In a roundabout way, we discuss Christina Aguilera’s recent conversion to photogenic sex goddess.

“I think each person has the right to express themselves the way they wish,” Shakira says diplomatically. “That’s what I like about this country: the right to freedom. But for me, there is a fine line between being sensual and sexual. From the N to the X there are, like, 10 or 11 letters, a pretty long distance, and I want to stay on this side, close to the N.

“Also, I don’t want the emphasis to be on sexy, because being a singer is so much more than that. I want to provoke thoughts, not simply lust. I don’t want to sound cheesy, but I do feel it is important to relay such messages to the world.”

* * * * *

IT IS NOW 11 o’clock at night, backstage at Toronto’s Air Canada Centre. As the final chords of “Whenever, Wherever” still ring out across a cheering crowd, Shakira has already fled the stage and been spirited into a waiting car. She is tired and she needs sleep. Her parents, who are always by her side, cosset her protectively.
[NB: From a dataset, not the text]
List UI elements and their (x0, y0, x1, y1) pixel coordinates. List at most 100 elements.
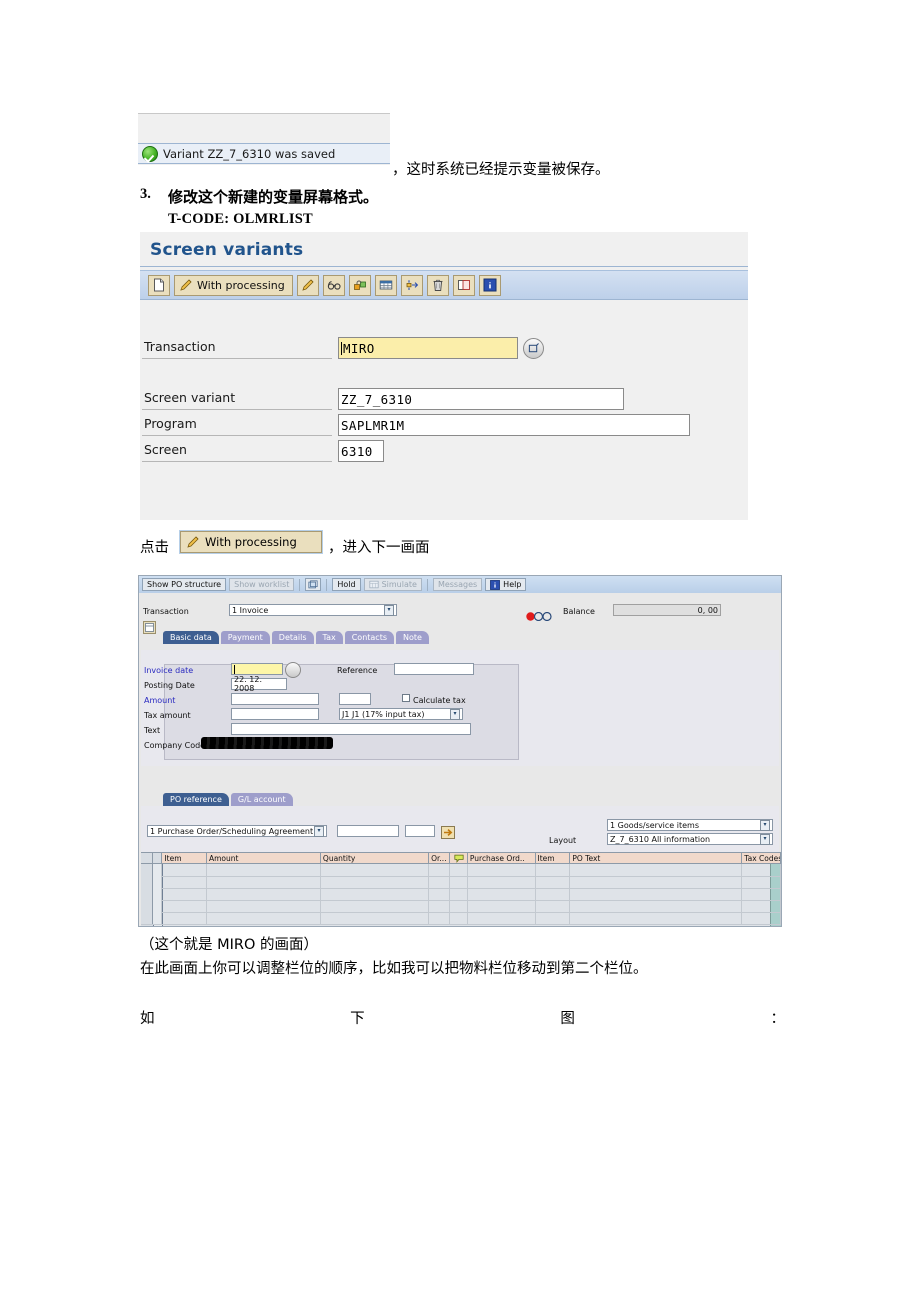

En route back to the hotel, she turns to Blender.

“I have been thinking about our conversation,” she says, “and there is more I want to add, more I want to tell you. May we speak in the morning?”

But then morning comes, and with it a belated realization: Today is a day off. Shakira’s mother wants a new fur coat, and the entire Mebarak clan is famously good at shopping. Plus, Shakira really wants to go to the movies. Any further philosophical musings with Blender have to be put on indefinite hold. Harry Potter is beckoning, and the blond pop goddess loves Harry Potter.

“I like the girl in it,” she says, beaming. “She is so capable, so strong, and a control freak.” The beam becomes incandescent. “Just like me.”